The almost 10 years have been a whirlwind adventure to say the least. Starting a business together, more job responsibilities for him, the title of stay-at-home dad for me, and another son later, we’re about to start on the second decade of our relationship. It’s mind-boggling. It’s hard to believe. And it’s better than ever.
We have our moments, don’t get me wrong. A lot of them. At times I wonder if two men can actually cohabitate. But that’s the minority of the time. Most of the time it works, and I think it’s because we complement each other.
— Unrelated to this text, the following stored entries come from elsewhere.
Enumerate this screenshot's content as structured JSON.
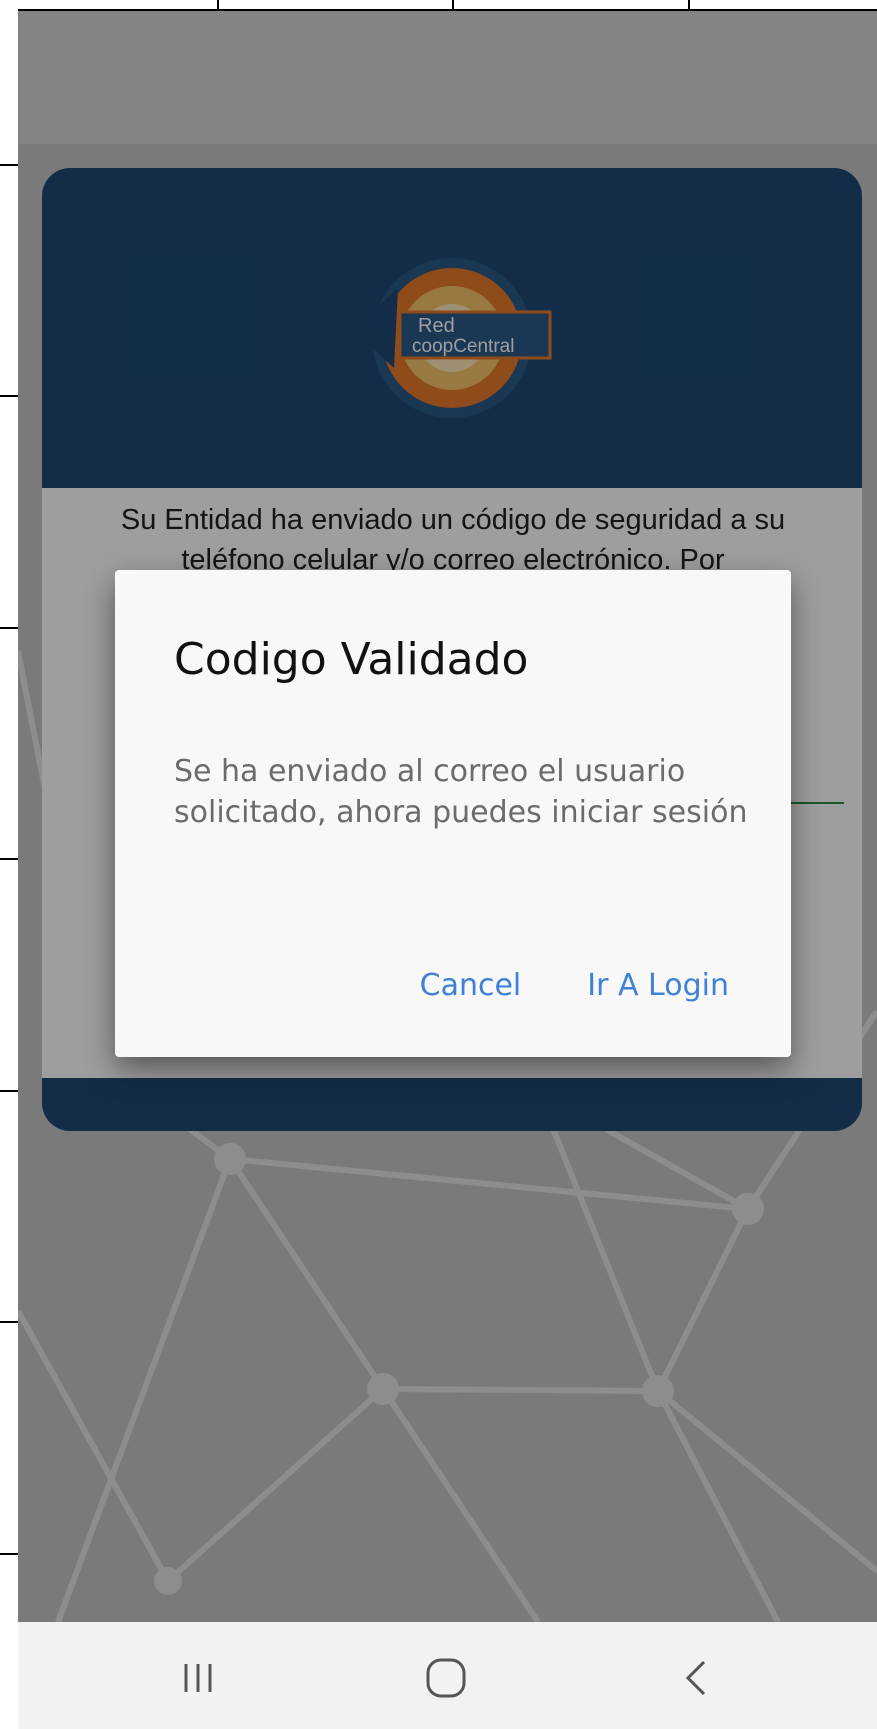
{
  "brand": {
    "logo_line1": "Red",
    "logo_line2": "coopCentral"
  },
  "card": {
    "instruction_text": "Su Entidad ha enviado un código de seguridad a su teléfono celular y/o correo electrónico. Por"
  },
  "dialog": {
    "title": "Codigo Validado",
    "message": "Se ha enviado al correo el usuario solicitado, ahora puedes iniciar sesión",
    "cancel_label": "Cancel",
    "confirm_label": "Ir A Login"
  },
  "colors": {
    "header_blue": "#1f4a74",
    "dialog_button": "#3d82d6",
    "accent_green": "#2e8b4e"
  },
  "navbar": {
    "recents_icon": "recents-icon",
    "home_icon": "home-icon",
    "back_icon": "back-icon"
  }
}
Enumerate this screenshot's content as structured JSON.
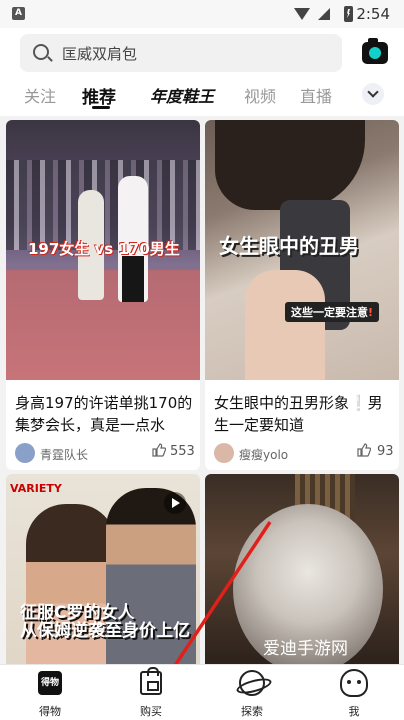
{
  "status_bar": {
    "app_badge": "A",
    "time": "2:54"
  },
  "search": {
    "placeholder": "匡威双肩包"
  },
  "tabs": [
    {
      "label": "关注"
    },
    {
      "label": "推荐",
      "active": true
    },
    {
      "label": "年度鞋王"
    },
    {
      "label": "视频"
    },
    {
      "label": "直播"
    }
  ],
  "feed": {
    "cards": [
      {
        "image_caption": "197女生 vs 170男生",
        "title": "身高197的许诺单挑170的集梦会长，真是一点水",
        "author": "青霆队长",
        "likes": "553"
      },
      {
        "image_caption": "女生眼中的丑男",
        "image_tag": "这些一定要注意",
        "image_tag_mark": "!",
        "title": "女生眼中的丑男形象❕男生一定要知道",
        "author": "瘦瘦yolo",
        "likes": "93"
      },
      {
        "image_logo": "VARIETY",
        "image_caption": "征服C罗的女人\n从保姆逆袭至身价上亿"
      },
      {
        "watermark": "爱迪手游网"
      }
    ]
  },
  "bottom_nav": [
    {
      "label": "得物",
      "icon": "dewu-logo-icon",
      "icon_text": "得物"
    },
    {
      "label": "购买",
      "icon": "shopping-bag-icon"
    },
    {
      "label": "探索",
      "icon": "planet-icon"
    },
    {
      "label": "我",
      "icon": "profile-face-icon"
    }
  ],
  "colors": {
    "accent": "#15d0c9",
    "annotation_arrow": "#e0201a"
  }
}
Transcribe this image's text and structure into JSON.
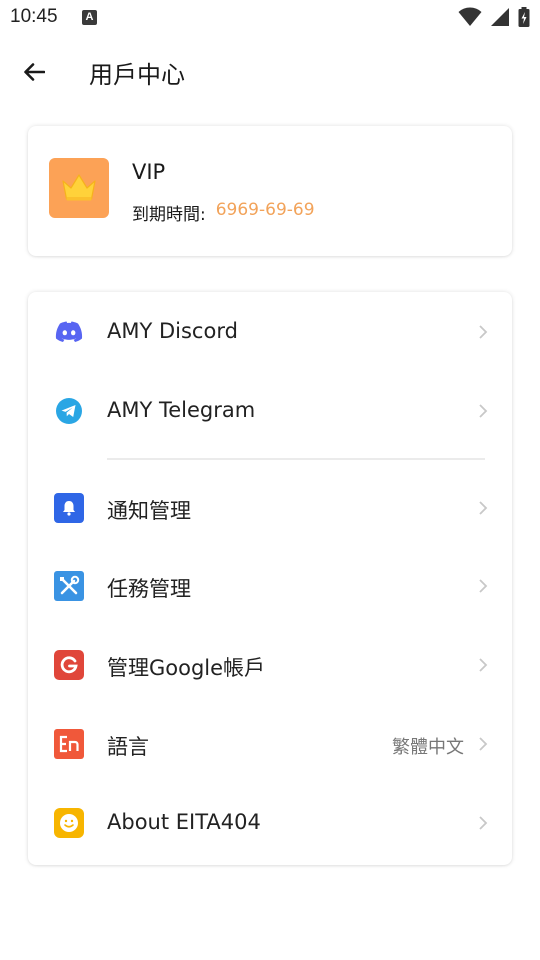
{
  "status_bar": {
    "time": "10:45",
    "notification_glyph": "A"
  },
  "app_bar": {
    "title": "用戶中心"
  },
  "vip_card": {
    "title": "VIP",
    "expire_label": "到期時間:",
    "expire_date": "6969-69-69",
    "badge_color": "#fca256",
    "date_color": "#f2a35a"
  },
  "menu": {
    "items": [
      {
        "icon": "discord-icon",
        "label": "AMY Discord",
        "value": "",
        "color": "#5865f2"
      },
      {
        "icon": "telegram-icon",
        "label": "AMY Telegram",
        "value": "",
        "color": "#2aa6e4"
      },
      {
        "icon": "bell-icon",
        "label": "通知管理",
        "value": "",
        "color": "#2f66e6"
      },
      {
        "icon": "tools-icon",
        "label": "任務管理",
        "value": "",
        "color": "#3a93e3"
      },
      {
        "icon": "google-icon",
        "label": "管理Google帳戶",
        "value": "",
        "color": "#e0463a"
      },
      {
        "icon": "language-icon",
        "label": "語言",
        "value": "繁體中文",
        "color": "#f0583a"
      },
      {
        "icon": "smile-icon",
        "label": "About EITA404",
        "value": "",
        "color": "#f7b500"
      }
    ]
  }
}
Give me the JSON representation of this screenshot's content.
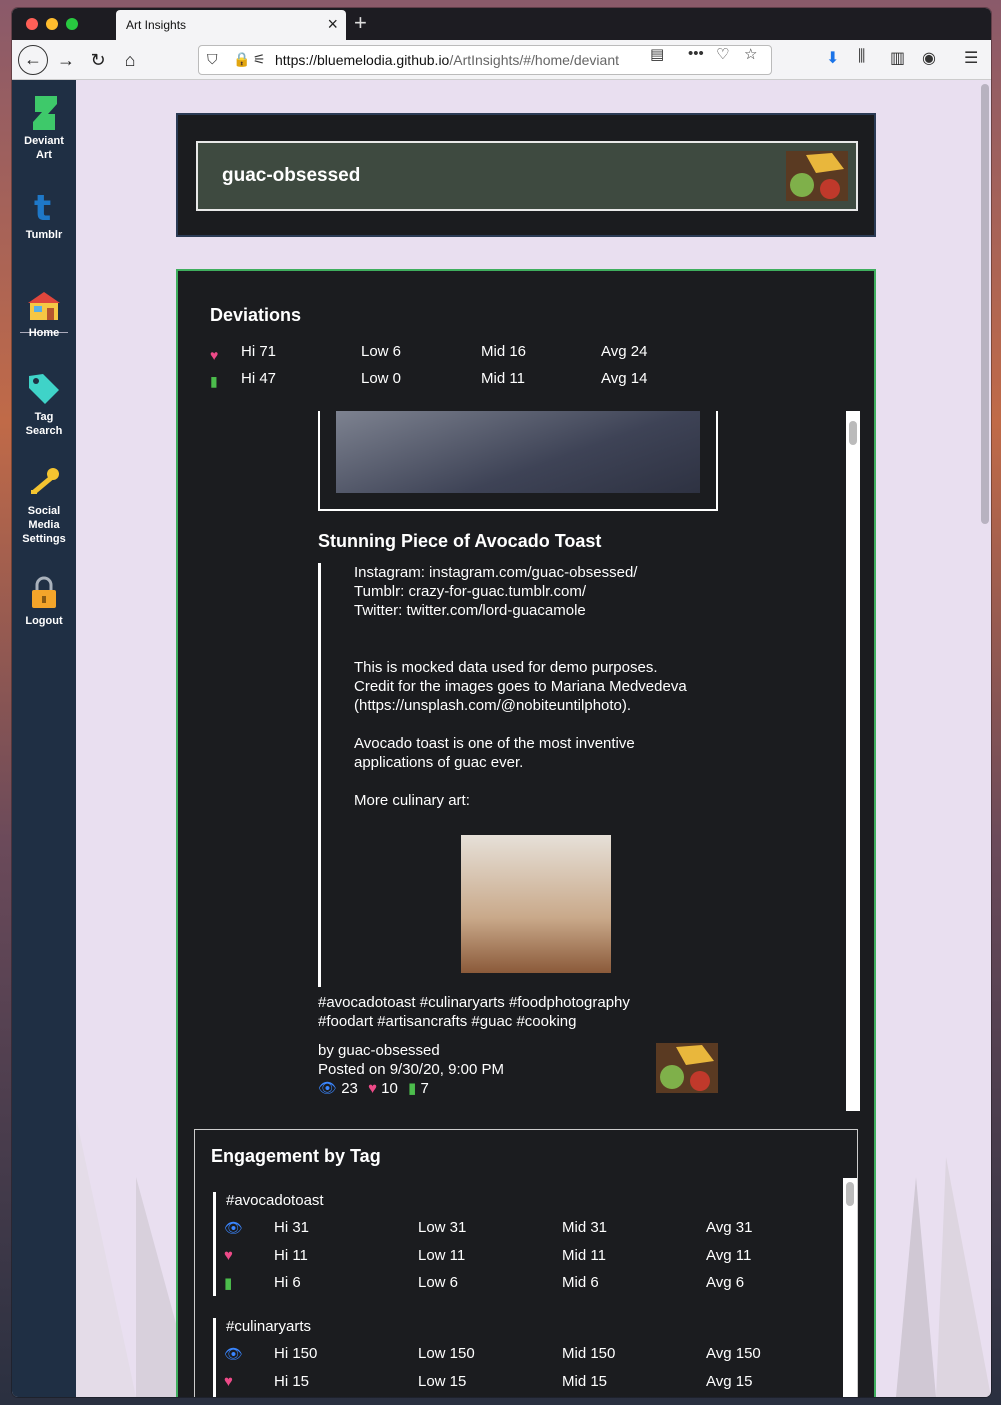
{
  "browser": {
    "tab_title": "Art Insights",
    "url_host": "https://bluemelodia.github.io",
    "url_path": "/ArtInsights/#/home/deviant"
  },
  "sidebar": {
    "items": [
      {
        "label_lines": [
          "Deviant",
          "Art"
        ],
        "icon": "deviantart-icon"
      },
      {
        "label_lines": [
          "Tumblr"
        ],
        "icon": "tumblr-icon"
      },
      {
        "label_lines": [
          "Home"
        ],
        "icon": "home-icon"
      },
      {
        "label_lines": [
          "Tag",
          "Search"
        ],
        "icon": "tag-icon"
      },
      {
        "label_lines": [
          "Social",
          "Media",
          "Settings"
        ],
        "icon": "key-icon"
      },
      {
        "label_lines": [
          "Logout"
        ],
        "icon": "lock-icon"
      }
    ]
  },
  "profile": {
    "username": "guac-obsessed"
  },
  "deviations": {
    "title": "Deviations",
    "favorites": {
      "hi": "Hi 71",
      "low": "Low 6",
      "mid": "Mid 16",
      "avg": "Avg 24"
    },
    "comments": {
      "hi": "Hi 47",
      "low": "Low 0",
      "mid": "Mid 11",
      "avg": "Avg 14"
    }
  },
  "deviation": {
    "title": "Stunning Piece of Avocado Toast",
    "links": [
      "Instagram: instagram.com/guac-obsessed/",
      "Tumblr: crazy-for-guac.tumblr.com/",
      "Twitter: twitter.com/lord-guacamole"
    ],
    "para1": [
      "This is mocked data used for demo purposes.",
      "Credit for the images goes to Mariana Medvedeva",
      "(https://unsplash.com/@nobiteuntilphoto)."
    ],
    "para2": [
      "Avocado toast is one of the most inventive",
      "applications of guac ever."
    ],
    "para3": "More culinary art:",
    "tags_line1": "#avocadotoast #culinaryarts #foodphotography",
    "tags_line2": "#foodart #artisancrafts #guac #cooking",
    "author": "by guac-obsessed",
    "posted": "Posted on 9/30/20, 9:00 PM",
    "views": "23",
    "favorites": "10",
    "comments": "7"
  },
  "engagement": {
    "title": "Engagement by Tag",
    "tags": [
      {
        "name": "#avocadotoast",
        "views": {
          "hi": "Hi 31",
          "low": "Low 31",
          "mid": "Mid 31",
          "avg": "Avg 31"
        },
        "favorites": {
          "hi": "Hi 11",
          "low": "Low 11",
          "mid": "Mid 11",
          "avg": "Avg 11"
        },
        "comments": {
          "hi": "Hi 6",
          "low": "Low 6",
          "mid": "Mid 6",
          "avg": "Avg 6"
        }
      },
      {
        "name": "#culinaryarts",
        "views": {
          "hi": "Hi 150",
          "low": "Low 150",
          "mid": "Mid 150",
          "avg": "Avg 150"
        },
        "favorites": {
          "hi": "Hi 15",
          "low": "Low 15",
          "mid": "Mid 15",
          "avg": "Avg 15"
        }
      }
    ]
  },
  "colors": {
    "sidebar": "#1f2f44",
    "card_border": "#3fae5e",
    "heart": "#ee4a88",
    "comment": "#4cbd4c",
    "eye": "#3a86ff"
  }
}
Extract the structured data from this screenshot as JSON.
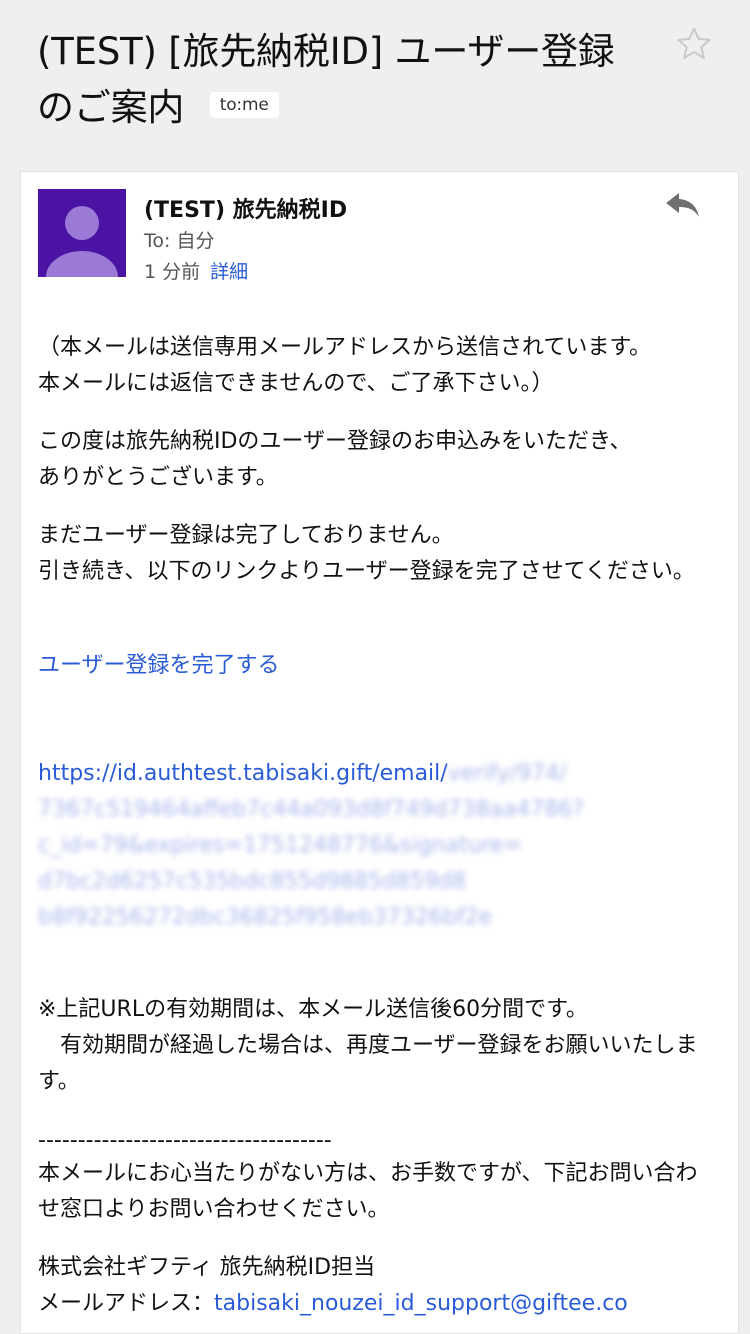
{
  "message": {
    "subject": "(TEST) [旅先納税ID] ユーザー登録のご案内",
    "recipient_chip": "to:me"
  },
  "sender": {
    "name": "(TEST) 旅先納税ID",
    "recipient_line": "To: 自分",
    "time": "1 分前",
    "details_label": "詳細"
  },
  "body": {
    "p1": "（本メールは送信専用メールアドレスから送信されています。\n本メールには返信できませんので、ご了承下さい。）",
    "p2": "この度は旅先納税IDのユーザー登録のお申込みをいただき、\nありがとうございます。",
    "p3": "まだユーザー登録は完了しておりません。\n引き続き、以下のリンクよりユーザー登録を完了させてください。",
    "complete_link": "ユーザー登録を完了する",
    "url_visible": "https://id.authtest.tabisaki.gift/email/",
    "url_blurred": "verify/974/\n7367c519464affeb7c44a093d8f749d738aa4786?\nc_id=79&expires=1751248776&signature=\nd7bc2d6257c535bdc855d9885d859d8\nb8f92256272dbc36825f958eb37326bf2e",
    "p4": "※上記URLの有効期間は、本メール送信後60分間です。\n　有効期間が経過した場合は、再度ユーザー登録をお願いいたします。",
    "divider": "-------------------------------------",
    "p5": "本メールにお心当たりがない方は、お手数ですが、下記お問い合わせ窓口よりお問い合わせください。",
    "signature": "株式会社ギフティ 旅先納税ID担当",
    "email_label": "メールアドレス：",
    "email": "tabisaki_nouzei_id_support@giftee.co"
  },
  "icons": {
    "star": "star-outline-icon",
    "reply": "reply-icon",
    "avatar": "person-avatar-icon"
  },
  "colors": {
    "avatar_bg": "#4a13a3",
    "link": "#2a5bd7",
    "background": "#efefef"
  }
}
I say complement, not compliment, although for sure the one with an ‘i’ has helped us through some tough patches as well (do you know how sexy you look when you’re screaming at me?) What I’m really referring to is complement with an ‘e’, which in the dictionary means:
Something that completes, makes up a whole, or brings to perfection.
For us, it’s how the cool, detached man is attracted to the warm, outgoing one. It’s how the disciplined one admires the free spirit. The smart one is in awe of the even smarter one.
We even work well in the parenting department. Not so much as good cop/bad cop, but rather one of us is softer, more inclined to cuddle, and more freely says to the boys “I love you” just because, and uses “don’t worry, everything will work out” for almost any other reason. The other imparts wisdom and shares the tools needed to navigate this great big scary world. In sickness, one of us barely flinches until an offspring has over a 103-degree temperature or has bright red blood spurting out of a major artery. The other worries about the effect of our iPhones on their development, and seriously considers homeschooling a viable option for our boys (I can’t imagine it, although it sounds like it’s working for many families.)
Bottom line is it’s working. We are growing as people, as parents, and as a couple. And I cannot wait to report back in ten more years, because deep in my heart I know that everything will work out. I love you, babe.